Oskar Kraus (1872–1942) war unter den Vertretern der orthodoxen Brentano-Schule der vielleicht originellste Kopf. Er hat sich nicht nur als Mitherausgeber von Franz Brentanos nachgelassenen Schriften verdient gemacht, sondern er hat auch Brentanos werttheoretischen Ansatz für die Gebiete der Ethik, der Rechtsphilosophie und der Ökonomie fruchtbar gemacht. In seinem 1937 erschienenen Hauptwerk „Die Werttheorien. Geschichte und Kritik“ rekonstruiert Oskar Kraus detailliert Brentanos werttheoretischen Ansatz und entwirft davon ausgehend eine kritische Geschichte der Werttheorie von der Antike bis ins 20. Jahrhundert. Im Zentrum steht dabei die Auseinandersetzung mit den relativistischen Theorien seiner Zeitgenossen, denn Kraus sah in Brentanos Ansatz der Wertbegründung ein Mittel gegen diesen ethischen Relativismus.

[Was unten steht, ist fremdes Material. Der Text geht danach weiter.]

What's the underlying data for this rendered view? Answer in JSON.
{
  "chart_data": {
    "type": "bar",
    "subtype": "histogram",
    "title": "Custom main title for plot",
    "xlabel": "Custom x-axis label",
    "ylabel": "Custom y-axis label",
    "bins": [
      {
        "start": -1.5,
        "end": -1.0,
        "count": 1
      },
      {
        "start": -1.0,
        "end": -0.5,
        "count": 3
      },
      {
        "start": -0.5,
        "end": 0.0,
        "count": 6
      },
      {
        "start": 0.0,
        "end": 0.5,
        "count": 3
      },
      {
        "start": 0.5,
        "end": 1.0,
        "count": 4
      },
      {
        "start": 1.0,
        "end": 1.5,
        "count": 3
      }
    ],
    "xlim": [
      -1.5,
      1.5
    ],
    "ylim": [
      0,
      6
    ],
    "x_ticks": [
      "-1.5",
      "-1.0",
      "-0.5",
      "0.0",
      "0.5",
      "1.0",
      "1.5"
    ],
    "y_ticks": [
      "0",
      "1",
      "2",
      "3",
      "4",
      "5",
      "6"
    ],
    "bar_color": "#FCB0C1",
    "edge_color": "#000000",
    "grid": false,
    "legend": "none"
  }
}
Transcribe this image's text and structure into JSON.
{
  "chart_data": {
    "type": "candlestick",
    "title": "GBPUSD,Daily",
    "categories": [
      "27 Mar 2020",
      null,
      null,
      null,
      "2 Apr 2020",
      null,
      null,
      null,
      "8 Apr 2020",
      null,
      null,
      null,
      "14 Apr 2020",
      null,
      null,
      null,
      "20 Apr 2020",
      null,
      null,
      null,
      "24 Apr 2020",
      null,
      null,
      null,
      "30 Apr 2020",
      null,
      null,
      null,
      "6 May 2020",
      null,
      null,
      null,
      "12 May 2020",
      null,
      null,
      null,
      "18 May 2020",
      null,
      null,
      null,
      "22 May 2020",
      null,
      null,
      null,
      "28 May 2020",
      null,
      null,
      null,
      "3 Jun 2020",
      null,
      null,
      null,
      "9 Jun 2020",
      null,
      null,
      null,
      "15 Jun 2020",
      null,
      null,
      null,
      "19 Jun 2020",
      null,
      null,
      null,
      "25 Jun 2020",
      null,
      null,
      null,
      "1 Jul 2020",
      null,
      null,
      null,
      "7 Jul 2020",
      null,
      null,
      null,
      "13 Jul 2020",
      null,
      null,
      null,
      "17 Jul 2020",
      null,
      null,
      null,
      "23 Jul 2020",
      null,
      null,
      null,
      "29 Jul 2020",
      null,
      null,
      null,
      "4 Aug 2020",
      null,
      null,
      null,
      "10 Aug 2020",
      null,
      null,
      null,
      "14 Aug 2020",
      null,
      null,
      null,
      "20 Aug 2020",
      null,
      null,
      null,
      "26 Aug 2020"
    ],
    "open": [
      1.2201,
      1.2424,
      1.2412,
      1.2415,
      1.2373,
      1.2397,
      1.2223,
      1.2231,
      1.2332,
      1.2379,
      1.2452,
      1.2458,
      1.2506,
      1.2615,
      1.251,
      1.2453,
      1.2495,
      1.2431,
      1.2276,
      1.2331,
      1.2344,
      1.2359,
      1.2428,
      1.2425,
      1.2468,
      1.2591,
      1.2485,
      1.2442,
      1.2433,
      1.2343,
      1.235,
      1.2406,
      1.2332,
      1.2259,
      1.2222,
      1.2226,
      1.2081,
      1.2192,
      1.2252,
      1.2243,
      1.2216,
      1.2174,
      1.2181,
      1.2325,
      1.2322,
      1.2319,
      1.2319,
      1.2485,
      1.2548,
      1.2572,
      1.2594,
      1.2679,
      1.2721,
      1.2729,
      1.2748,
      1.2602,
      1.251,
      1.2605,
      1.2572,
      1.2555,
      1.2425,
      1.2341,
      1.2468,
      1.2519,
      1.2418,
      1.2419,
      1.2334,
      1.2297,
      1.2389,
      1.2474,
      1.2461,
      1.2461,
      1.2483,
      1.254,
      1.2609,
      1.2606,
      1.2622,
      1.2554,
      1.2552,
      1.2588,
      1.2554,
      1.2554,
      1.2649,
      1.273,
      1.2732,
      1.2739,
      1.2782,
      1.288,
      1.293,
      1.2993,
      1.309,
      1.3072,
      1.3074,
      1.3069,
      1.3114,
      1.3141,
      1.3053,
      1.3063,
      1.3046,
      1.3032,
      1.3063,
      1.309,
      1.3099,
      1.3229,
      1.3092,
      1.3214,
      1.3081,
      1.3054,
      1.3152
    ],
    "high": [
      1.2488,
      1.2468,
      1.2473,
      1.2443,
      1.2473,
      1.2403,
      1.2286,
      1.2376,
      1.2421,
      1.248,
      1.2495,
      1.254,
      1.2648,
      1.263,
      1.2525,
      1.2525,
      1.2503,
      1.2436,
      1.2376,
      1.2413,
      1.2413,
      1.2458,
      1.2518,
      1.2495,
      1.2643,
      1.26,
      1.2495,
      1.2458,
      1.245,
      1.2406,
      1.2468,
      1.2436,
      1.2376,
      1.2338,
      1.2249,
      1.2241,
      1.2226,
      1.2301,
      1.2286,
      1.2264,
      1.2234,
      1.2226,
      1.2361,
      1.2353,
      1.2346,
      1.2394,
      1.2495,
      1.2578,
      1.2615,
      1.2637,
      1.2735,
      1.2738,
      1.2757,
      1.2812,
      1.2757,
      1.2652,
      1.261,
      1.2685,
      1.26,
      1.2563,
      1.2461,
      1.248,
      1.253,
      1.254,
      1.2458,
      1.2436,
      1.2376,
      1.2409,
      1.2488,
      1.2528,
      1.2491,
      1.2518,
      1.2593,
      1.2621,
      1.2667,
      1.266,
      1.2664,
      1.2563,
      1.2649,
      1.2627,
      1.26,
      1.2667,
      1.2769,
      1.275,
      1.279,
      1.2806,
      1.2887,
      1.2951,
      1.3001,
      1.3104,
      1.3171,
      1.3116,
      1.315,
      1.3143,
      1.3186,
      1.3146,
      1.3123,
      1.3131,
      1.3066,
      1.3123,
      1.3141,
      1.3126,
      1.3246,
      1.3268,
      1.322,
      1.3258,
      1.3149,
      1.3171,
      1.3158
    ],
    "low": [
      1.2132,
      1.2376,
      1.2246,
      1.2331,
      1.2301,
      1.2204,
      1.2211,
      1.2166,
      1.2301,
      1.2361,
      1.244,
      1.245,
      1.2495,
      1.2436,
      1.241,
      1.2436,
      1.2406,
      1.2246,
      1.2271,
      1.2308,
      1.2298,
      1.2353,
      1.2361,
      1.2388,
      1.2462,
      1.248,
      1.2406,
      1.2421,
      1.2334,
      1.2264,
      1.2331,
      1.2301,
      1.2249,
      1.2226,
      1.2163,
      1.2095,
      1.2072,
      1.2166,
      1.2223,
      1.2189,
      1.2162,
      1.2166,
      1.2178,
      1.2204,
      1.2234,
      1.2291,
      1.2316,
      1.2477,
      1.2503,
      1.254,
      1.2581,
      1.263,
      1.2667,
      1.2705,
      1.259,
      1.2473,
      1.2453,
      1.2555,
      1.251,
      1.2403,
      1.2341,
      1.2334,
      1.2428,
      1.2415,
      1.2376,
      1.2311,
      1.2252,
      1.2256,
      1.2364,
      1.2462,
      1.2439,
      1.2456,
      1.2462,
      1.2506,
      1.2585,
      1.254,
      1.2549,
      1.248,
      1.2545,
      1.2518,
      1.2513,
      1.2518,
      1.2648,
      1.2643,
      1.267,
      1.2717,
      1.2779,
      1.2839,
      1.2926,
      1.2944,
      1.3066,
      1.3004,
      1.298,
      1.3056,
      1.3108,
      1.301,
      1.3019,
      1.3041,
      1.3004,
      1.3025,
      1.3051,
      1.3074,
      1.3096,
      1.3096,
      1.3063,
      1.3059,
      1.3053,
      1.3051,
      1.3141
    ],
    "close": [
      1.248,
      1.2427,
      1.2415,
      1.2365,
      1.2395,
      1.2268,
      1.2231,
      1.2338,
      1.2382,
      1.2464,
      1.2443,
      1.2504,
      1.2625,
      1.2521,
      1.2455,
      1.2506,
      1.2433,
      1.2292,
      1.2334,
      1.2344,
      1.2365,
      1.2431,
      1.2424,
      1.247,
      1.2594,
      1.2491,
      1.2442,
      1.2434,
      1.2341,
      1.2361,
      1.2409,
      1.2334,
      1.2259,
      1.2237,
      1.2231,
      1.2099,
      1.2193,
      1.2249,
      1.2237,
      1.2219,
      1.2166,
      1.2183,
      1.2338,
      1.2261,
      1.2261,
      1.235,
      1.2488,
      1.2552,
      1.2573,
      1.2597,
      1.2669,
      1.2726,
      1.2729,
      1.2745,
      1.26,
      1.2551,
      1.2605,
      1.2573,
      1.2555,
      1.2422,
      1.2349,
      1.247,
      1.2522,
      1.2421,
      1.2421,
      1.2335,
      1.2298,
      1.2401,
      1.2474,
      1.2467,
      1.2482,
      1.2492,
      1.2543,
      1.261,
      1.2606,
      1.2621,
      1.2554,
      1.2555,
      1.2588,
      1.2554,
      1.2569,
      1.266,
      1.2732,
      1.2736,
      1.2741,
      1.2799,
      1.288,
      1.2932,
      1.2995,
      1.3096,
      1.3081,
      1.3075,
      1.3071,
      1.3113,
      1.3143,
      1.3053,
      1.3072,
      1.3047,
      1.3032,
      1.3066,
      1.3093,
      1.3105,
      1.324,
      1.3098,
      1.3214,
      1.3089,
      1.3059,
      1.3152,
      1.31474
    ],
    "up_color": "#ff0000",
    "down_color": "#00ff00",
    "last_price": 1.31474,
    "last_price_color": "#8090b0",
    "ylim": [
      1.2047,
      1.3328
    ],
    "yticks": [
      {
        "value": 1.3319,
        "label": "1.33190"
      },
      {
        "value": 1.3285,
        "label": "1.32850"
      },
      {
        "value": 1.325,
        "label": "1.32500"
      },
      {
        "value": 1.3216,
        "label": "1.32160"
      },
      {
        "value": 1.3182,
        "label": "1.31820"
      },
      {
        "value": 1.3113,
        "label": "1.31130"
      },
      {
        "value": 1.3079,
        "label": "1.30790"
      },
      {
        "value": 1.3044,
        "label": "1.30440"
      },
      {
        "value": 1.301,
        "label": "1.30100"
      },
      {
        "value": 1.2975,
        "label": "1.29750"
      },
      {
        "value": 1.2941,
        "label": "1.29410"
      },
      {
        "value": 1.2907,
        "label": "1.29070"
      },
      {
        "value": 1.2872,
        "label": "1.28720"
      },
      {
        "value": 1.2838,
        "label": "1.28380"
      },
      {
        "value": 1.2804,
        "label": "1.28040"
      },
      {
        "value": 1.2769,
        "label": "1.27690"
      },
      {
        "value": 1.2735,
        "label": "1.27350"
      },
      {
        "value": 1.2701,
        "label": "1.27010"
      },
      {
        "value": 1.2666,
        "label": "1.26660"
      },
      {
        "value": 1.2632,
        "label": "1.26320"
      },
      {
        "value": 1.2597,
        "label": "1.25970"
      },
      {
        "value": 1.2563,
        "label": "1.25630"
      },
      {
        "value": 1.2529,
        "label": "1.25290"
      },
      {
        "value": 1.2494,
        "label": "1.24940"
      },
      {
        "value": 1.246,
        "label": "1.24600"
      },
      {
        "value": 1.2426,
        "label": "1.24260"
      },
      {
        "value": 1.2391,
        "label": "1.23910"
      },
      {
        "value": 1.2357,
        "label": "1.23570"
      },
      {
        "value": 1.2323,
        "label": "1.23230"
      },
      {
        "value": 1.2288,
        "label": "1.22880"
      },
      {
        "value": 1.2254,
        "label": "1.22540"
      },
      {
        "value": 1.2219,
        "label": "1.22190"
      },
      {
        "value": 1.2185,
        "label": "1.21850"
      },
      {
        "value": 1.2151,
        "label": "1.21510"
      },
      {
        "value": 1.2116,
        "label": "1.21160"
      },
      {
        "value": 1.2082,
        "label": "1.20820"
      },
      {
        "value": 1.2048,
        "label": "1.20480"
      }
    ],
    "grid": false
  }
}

Oskar Kraus gehörte zur zweiten Generation der Brentano-Schule. In Prag hatte er neben Rechtswissenschaften auch Philosophie bei Anton Marty studiert. Dieser gehörte neben anderen bedeutenden Philosophen wie Edmund Husserl, Thomas G. Masaryk oder Christian von Ehrenfels zur ersten Generation der Brentano-Schule und gilt als der treueste Schüler Franz Brentanos.
Dieses wichtigste Werk von Oskar Kraus ist einerseits für die Brentano-Forschung von Bedeutung. Es richtet sich aber auch an Masterstudierende und Wissenschaftler, die sich für die Grundlagen der Ethik oder generell für die Geschichte der Moralphilosophie und insbesondere die des 19. und 20. Jahrhunderts interessieren. Eingeleitet wird das Buch von Thomas Binder und Hynek Janoušek, die zahlreiche Beiträge zur aktuellen Brentano-Forschung verfasst haben.